I know it's a lot to think about. But I do believe it merits a ponder, or two or five. Because truly, the good thing about being such a darned pessimist is that after thinking of all the bad things that could happen, the pessimist is empowered to then move forward into the preparation and planning stages.

I hope you'll check out Granny's site, or the book's website (the link is there).

Meantime, anybody want to sell me some remote land and livestock cheap?

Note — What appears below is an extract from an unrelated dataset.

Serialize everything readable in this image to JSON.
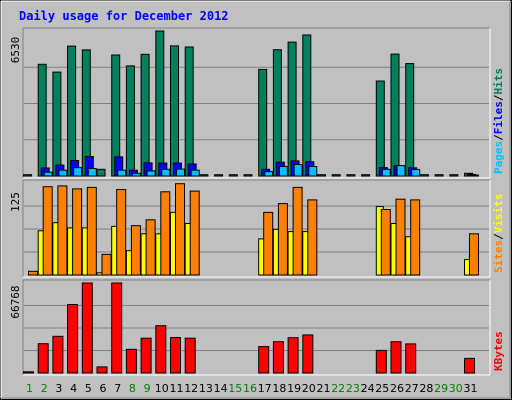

P.S. Sorry if you find more typos than usual here; I'm hurrying, because I want to get this live so my two readers can check out the book by tomorrow...

Tuesday, March 1, 2011

Springtime in Mel-ville


It's been a long stretch of sick days here in our house. First the kid, then me, then husband complained of scratchiness in the throat. The others shed the bug a bit earlier than I did; in my relentless stint, a completely unrelated infection cropped up, the meds that were required were strong enough to turn my stomach (and did), and finally my chest cold flirted with the idea of becoming bronchitis or pneumonia or some other debilitating thing. Today, for the first time, I feel human. Hot showers, Vicks Vaporub, and much prayer have helped me crawl out of the abyss that is an unwell February.

As I ran errands (yes, actually ran instead of dragging my exhausted, hacking self from place to place), I began to think about how emerging from a stretch of poor health is sort of like coming into your very own springtime. Suddenly, there is life where once there was nothing. There is energy, light, hope and promise. Just as stepping into a sunny spot on a breezy day can remind you that there really is such a thing as being too warm, waking up and feeling decent can remind you of your own potential, your own plans and dreams. It's hard to dream about anything happy when you feel sick. It's hard to even focus, to deal with everyday chores and necessary tasks. I've found it quite challenging of late simply to climb out of a sleepless, uncomfortable night and face the day.

I am very, very thankful to feel more like myself again. Not 100%, but tremendously improved from a week ago. I feel a little bit reborn. I can think clearly. I can look forward to things. I can stop my ceaseless petition to God for healing, and start to feel genuinely grateful again.

And speaking of spring, I've posted a couple of spring bird note cards at the Etsy shop. If you're looking for a good gift idea, especially for someone who loves birds, these will earn you some points for sure!

Wishing you good health, an early spring, and bright hope for tomorrow.